Ainda que o mercado especializado julgue os valores superestimados, é fato que se trata do segundo negócio mais importante para a Odebrecht, depois da petroquímica Braskem, e de um importante ativo no setor de energia limpa do país. A hierarquia dos negócios ficou assim no grupo baiano desde que a Operação Lava-Jato, em 2015, atingiu em cheio o futuro da construtora, berço do conglomerado em 1944.
Incompatibilidade de gênios
Não está nada claro se haverá um jeito de Odebrecht e Lone Star encontrarem um meio termo para seus interesses. E muito menos se isso será possível nos próximos 12 dias.
A Lone Star entende que passou a ser dona inconteste da Atvos depois de assumir 70% das ações de sua holding controladora (já tinha 20% como garantia própria antes do negócio com os credores peruanos).

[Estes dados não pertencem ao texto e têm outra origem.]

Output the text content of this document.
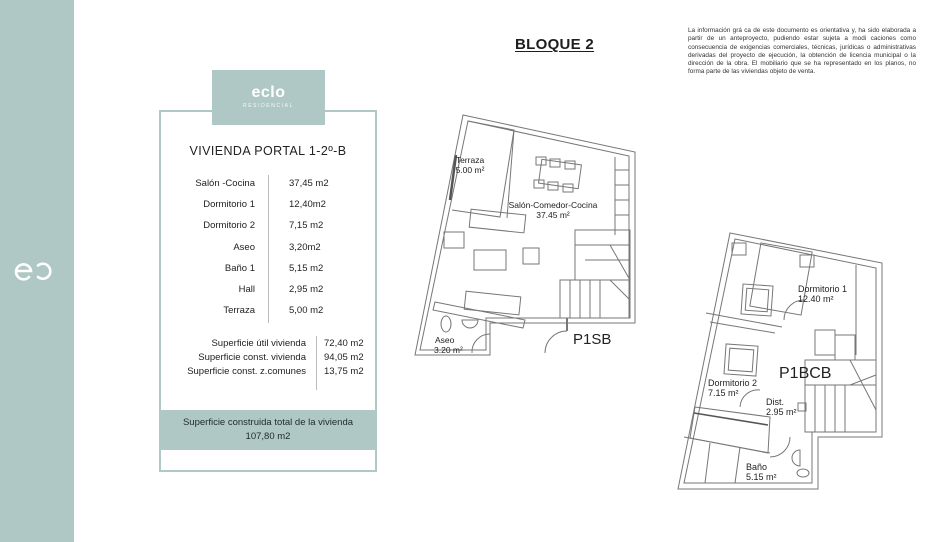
BLOQUE 2
La información grá ca de este documento es orientativa y, ha sido elaborada a partir de un anteproyecto, pudiendo estar sujeta a modi caciones como consecuencia de exigencias comerciales, técnicas, jurídicas o administrativas derivadas del proyecto de ejecución, la obtención de licencia municipal o la dirección de la obra. El mobiliario que se ha representado en los planos, no forma parte de las viviendas objeto de venta.
VIVIENDA PORTAL 1-2º-B
Salón -Cocina	37,45 m2
Dormitorio 1	12,40m2
Dormitorio 2	7,15 m2
Aseo	3,20m2
Baño 1	5,15 m2
Hall	2,95 m2
Terraza	5,00 m2
Superficie útil vivienda 72,40 m2
Superficie const. vivienda 94,05 m2
Superficie const. z.comunes 13,75 m2
Superficie construida total de la vivienda
107,80 m2
eclo
RESIDENCIAL
Terraza
5.00 m²
Salón-Comedor-Cocina
37.45 m²
Aseo
3.20 m²
P1SB
Dormitorio 1
12.40 m²
Dormitorio 2
7.15 m²
Dist.
2.95 m²
Baño
5.15 m²
P1BCB
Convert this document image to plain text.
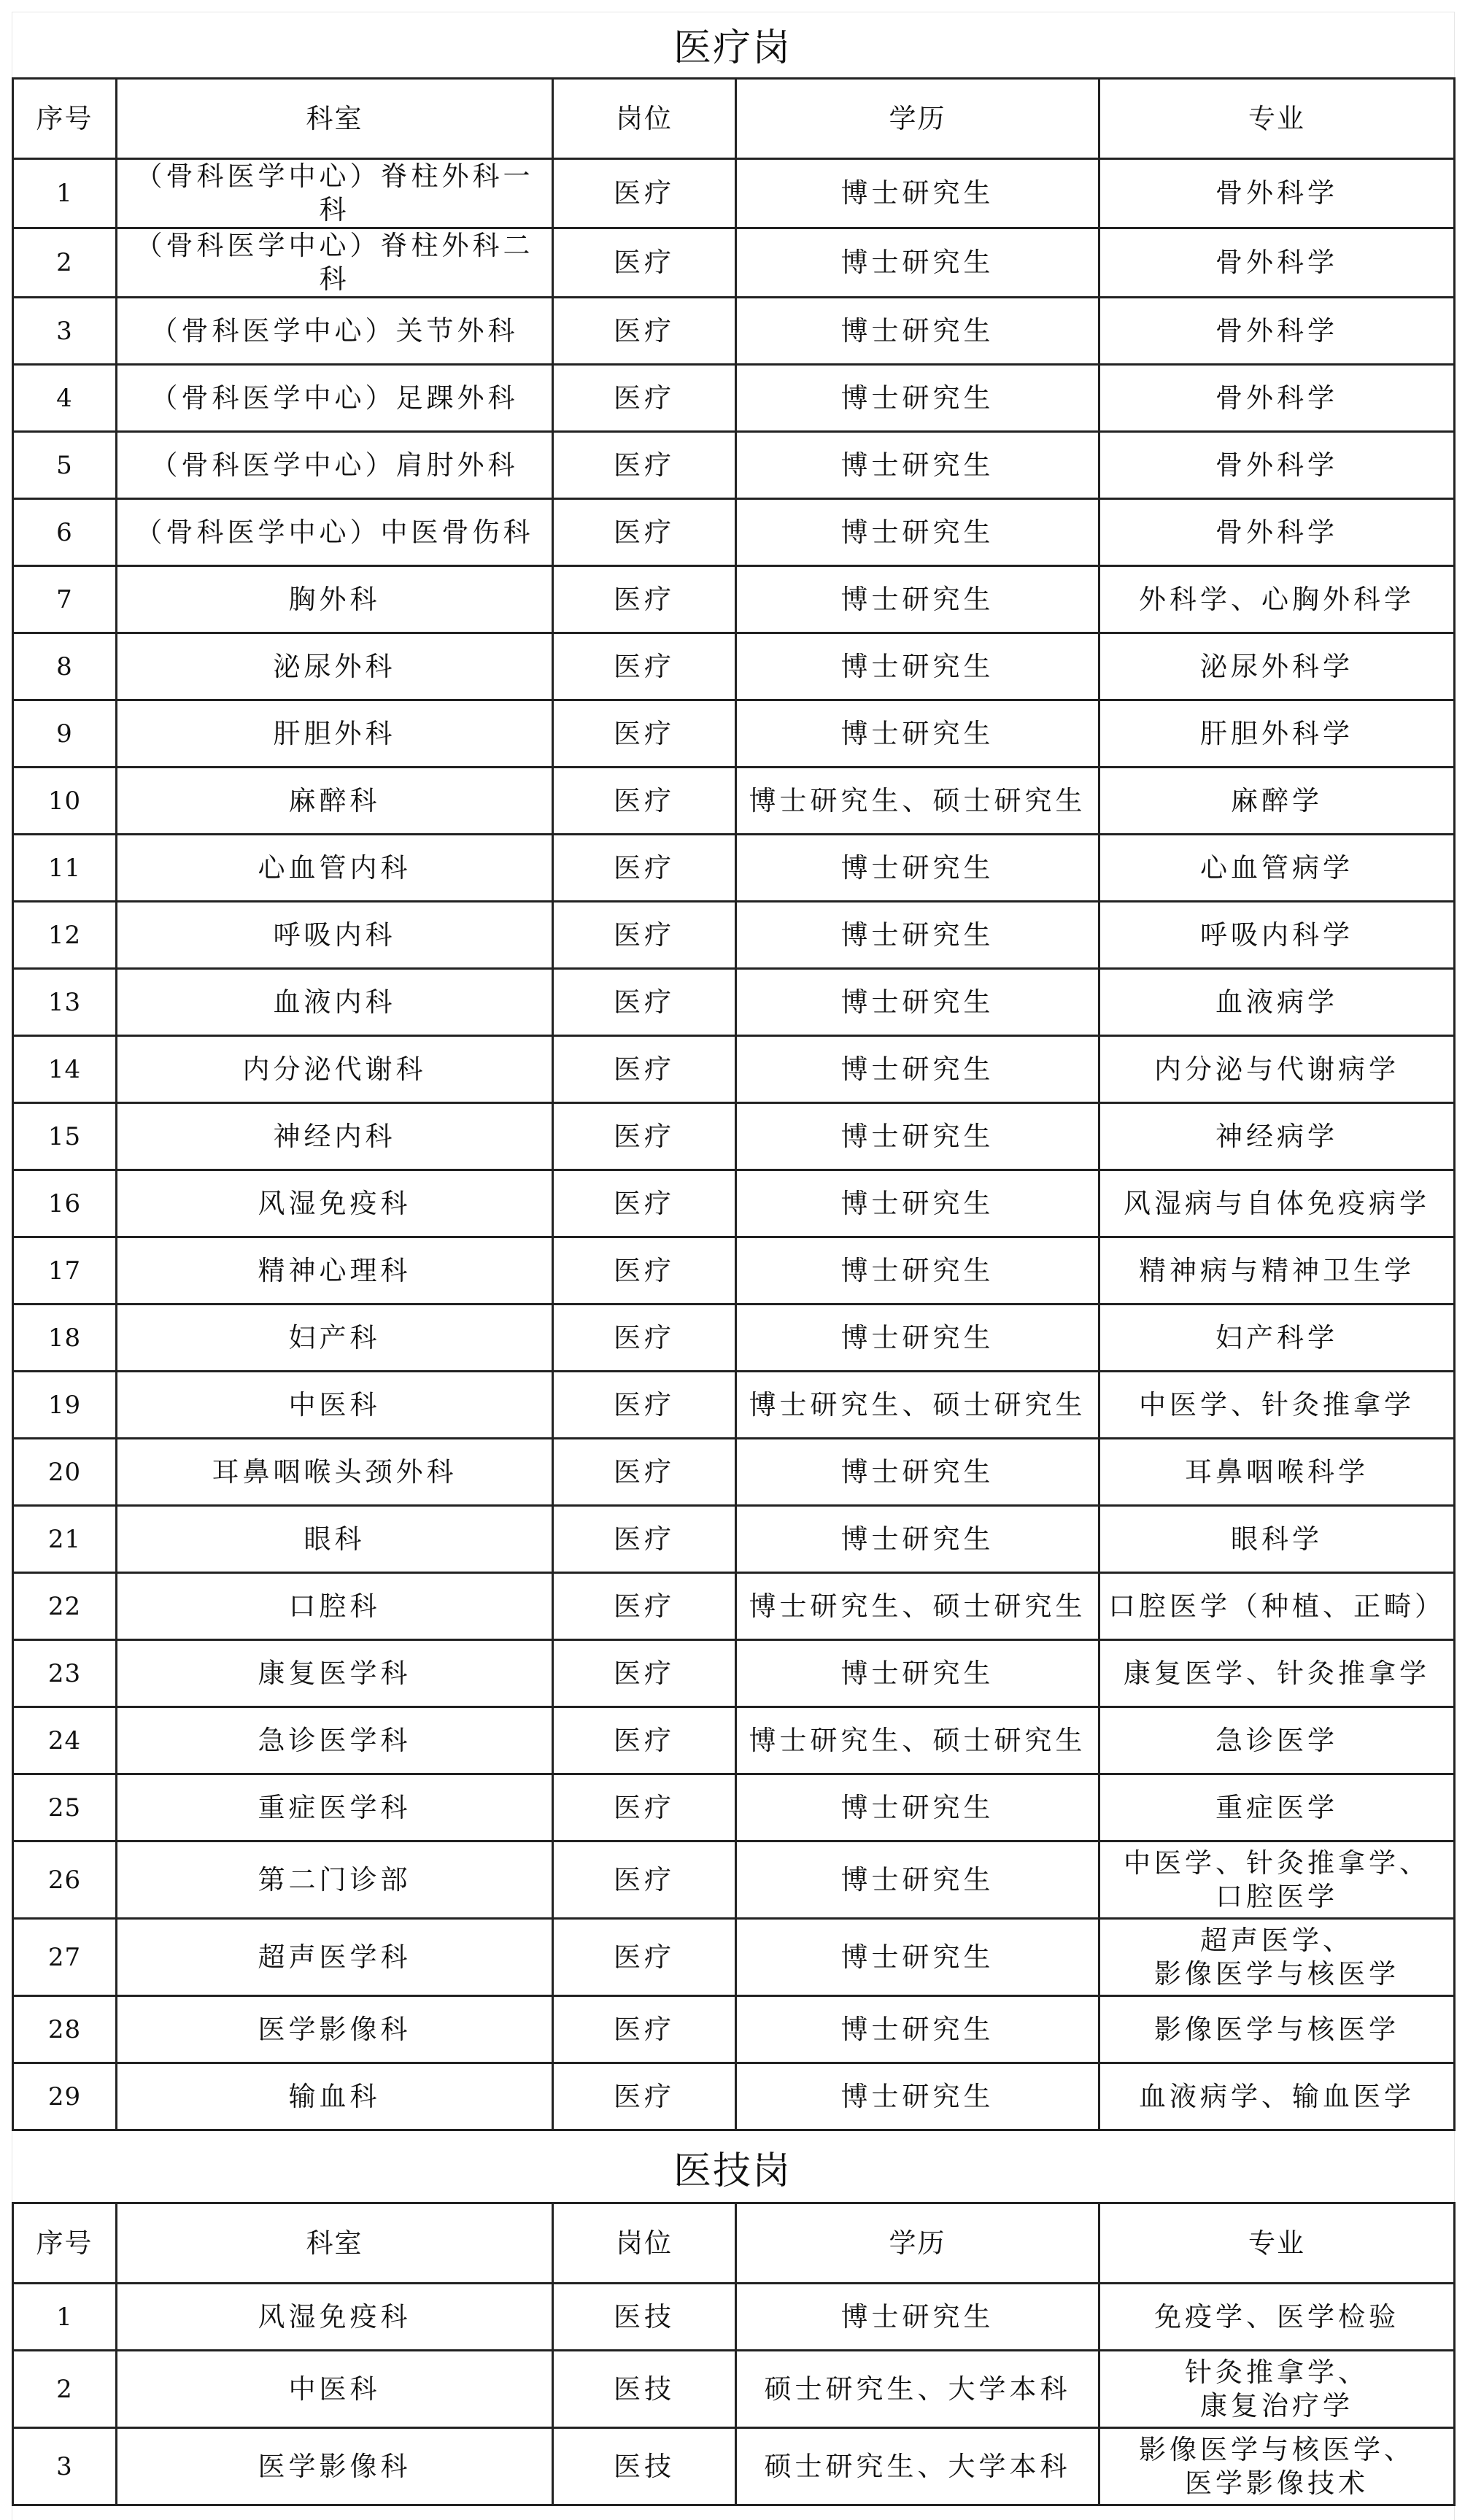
医疗岗
序号	科室	岗位	学历	专业
1	（骨科医学中心）脊柱外科一科	医疗	博士研究生	骨外科学

2	（骨科医学中心）脊柱外科二科	医疗	博士研究生	骨外科学

3	（骨科医学中心）关节外科	医疗	博士研究生	骨外科学

4	（骨科医学中心）足踝外科	医疗	博士研究生	骨外科学

5	（骨科医学中心）肩肘外科	医疗	博士研究生	骨外科学

6	（骨科医学中心）中医骨伤科	医疗	博士研究生	骨外科学

7	胸外科	医疗	博士研究生	外科学、心胸外科学

8	泌尿外科	医疗	博士研究生	泌尿外科学

9	肝胆外科	医疗	博士研究生	肝胆外科学

10	麻醉科	医疗	博士研究生、硕士研究生	麻醉学

11	心血管内科	医疗	博士研究生	心血管病学

12	呼吸内科	医疗	博士研究生	呼吸内科学

13	血液内科	医疗	博士研究生	血液病学

14	内分泌代谢科	医疗	博士研究生	内分泌与代谢病学

15	神经内科	医疗	博士研究生	神经病学

16	风湿免疫科	医疗	博士研究生	风湿病与自体免疫病学

17	精神心理科	医疗	博士研究生	精神病与精神卫生学

18	妇产科	医疗	博士研究生	妇产科学

19	中医科	医疗	博士研究生、硕士研究生	中医学、针灸推拿学

20	耳鼻咽喉头颈外科	医疗	博士研究生	耳鼻咽喉科学

21	眼科	医疗	博士研究生	眼科学

22	口腔科	医疗	博士研究生、硕士研究生	口腔医学（种植、正畸）

23	康复医学科	医疗	博士研究生	康复医学、针灸推拿学

24	急诊医学科	医疗	博士研究生、硕士研究生	急诊医学

25	重症医学科	医疗	博士研究生	重症医学

26	第二门诊部	医疗	博士研究生	中医学、针灸推拿学、
口腔医学

27	超声医学科	医疗	博士研究生	超声医学、
影像医学与核医学

28	医学影像科	医疗	博士研究生	影像医学与核医学

29	输血科	医疗	博士研究生	血液病学、输血医学
医技岗
序号	科室	岗位	学历	专业
1	风湿免疫科	医技	博士研究生	免疫学、医学检验

2	中医科	医技	硕士研究生、大学本科	针灸推拿学、
康复治疗学

3	医学影像科	医技	硕士研究生、大学本科	影像医学与核医学、
医学影像技术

A transferência do controle não ocorreu ainda porque o grupo baiano não a registrou nos livros da empresa, pois iniciou uma arbitragem contra os credores peruanos para questionar a boa-fé da transação.
A Odebrecht, que é representada pelo escritório E. Munhoz Advogados, tampouco está disposta a ceder com facilidade. Por enquanto, a discussão de propriedade ainda não foi para a Justiça, mas pode ser o próximo passo.
O movimento deu à gestora americana um poder que como credora isolada não tinha. A Lone Star tem menos de 15% do poder de voto na assembleia de credores. Representantes do fundo vem afirmando que há interesse em aporte de dinheiro novo no negócio (o mercado estima 300 milhões de reais), mas dentro de um novo plano de recuperação para lidar com as dívidas.
O atual está sob o enorme fogo cruzado dessa briga. Pela Lei de Falências, quem apresenta o plano é administração, eleita pelo controlador. Se o dono muda, o plano antigo vale? Não há certeza para ninguém dessa resposta. Por isso, ambos os lados tentam negociar. Do contrário, o jogo estava ganho para alguém. Por enquanto, nem o dono mudou de fato.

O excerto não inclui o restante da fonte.